Barpa Langais

Barpa Langais is the best preserved and largest of the Neolithic, chambered, burial cairns on North Uist. Its massive size suggests, according to Erskine Beveridge, that it was the burial place of some great chief and intended as both a tomb and a monument. Its prominent outline and siting, midway up Beinn Langais, is remarkable for the labour which must have been involved in carrying from a great distance and placing so many large stones into its pyramid shape. it is now too dangerous to enter because of the collapsed stonework. Beveridge found remnants of of burnt burials and fragments of Bronze Age urn pottery within the first chamber and he suggested that two further chambers may well lie beyond the entrance to the east.

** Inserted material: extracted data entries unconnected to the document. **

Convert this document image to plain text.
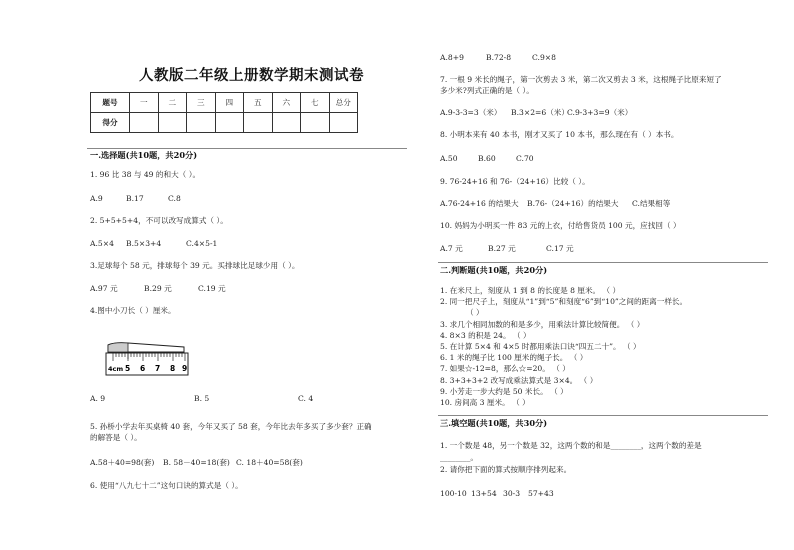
人教版二年级上册数学期末测试卷
题号	一	二	三	四	五	六	七	总分
得分								
一.选择题(共10题，共20分)
1. 96 比 38 与 49 的和大（ ）。
A.9	B.17	C.8
2. 5+5+5+4，不可以改写成算式（ ）。
A.5×4 B.5×3+4	C.4×5-1
3.足球每个 58 元，排球每个 39 元。买排球比足球少用（ ）。
A.97 元	B.29 元	C.19 元
4.图中小刀长（ ）厘米。
4cm 5 6 7 8 9
A. 9	B. 5	C. 4
5. 孙桥小学去年买桌椅 40 套，今年又买了 58 套，今年比去年多买了多少套？正确
的解答是（ ）。
A.58＋40=98(套) B. 58－40=18(套) C. 18＋40=58(套)
6. 使用“八九七十二”这句口诀的算式是（ ）。
A.8+9	B.72-8	C.9×8
7. 一根 9 米长的绳子，第一次剪去 3 米，第二次又剪去 3 米，这根绳子比原来短了
多少米?列式正确的是（ ）。
A.9-3-3=3（米） B.3×2=6（米）
C.9-3+3=9（米）
8. 小明本来有 40 本书，刚才又买了 10 本书，那么现在有（ ）本书。
A.50	B.60	C.70
9. 76-24+16 和 76-（24+16）比较（ ）。
A.76-24+16 的结果大 B.76-（24+16）的结果大 C.结果相等
10. 妈妈为小明买一件 83 元的上衣，付给售货员 100 元，应找回（ ）
A.7 元	B.27 元	C.17 元
二.判断题(共10题，共20分)
1. 在米尺上，刻度从 1 到 8 的长度是 8 厘米。 （ ）
2. 同一把尺子上，刻度从“1”到“5”和刻度“6”到“10”之间的距离一样长。
（ ）
3. 求几个相同加数的和是多少，用乘法计算比较简便。 （ ）
4. 8×3 的积是 24。 （ ）
5. 在计算 5×4 和 4×5 时都用乘法口诀“四五二十”。 （ ）
6. 1 米的绳子比 100 厘米的绳子长。 （ ）
7. 如果☆-12=8，那么☆=20。 （ ）
8. 3+3+3+2 改写成乘法算式是 3×4。 （ ）
9. 小芳走一步大约是 50 米长。 （ ）
10. 房间高 3 厘米。 （ ）
三.填空题(共10题，共30分)
1. 一个数是 48，另一个数是 32，这两个数的和是________，这两个数的差是
________。
2. 请你把下面的算式按顺序排列起来。
100-10 13+54 30-3 57+43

Pobull Fhinn is the most conspicuous Megalithic stone circle on North Uist and, lying on a plateau, is situated an easy walk away from Barpa Langais, overlooking the sea. (It is interesting to speculate on the type of social relationships that might have existed between the two sites.) The stones of Pobull Fhinn are shaped in an oval rather than a circle, their east-west axis being slightly longer than that to the north-south. The purposes of such circles are still open to considerable debate - were they placed to plot the celestial movements of the sun, the seasonal cycles or those of the dark, the moon and the stars? For what community celebrations or rituals might these huge stones have been hewn and dragged so high up to denote? Certainly they represent considerable effort and confidence on the part of the early Neolithic farming communities who erected them.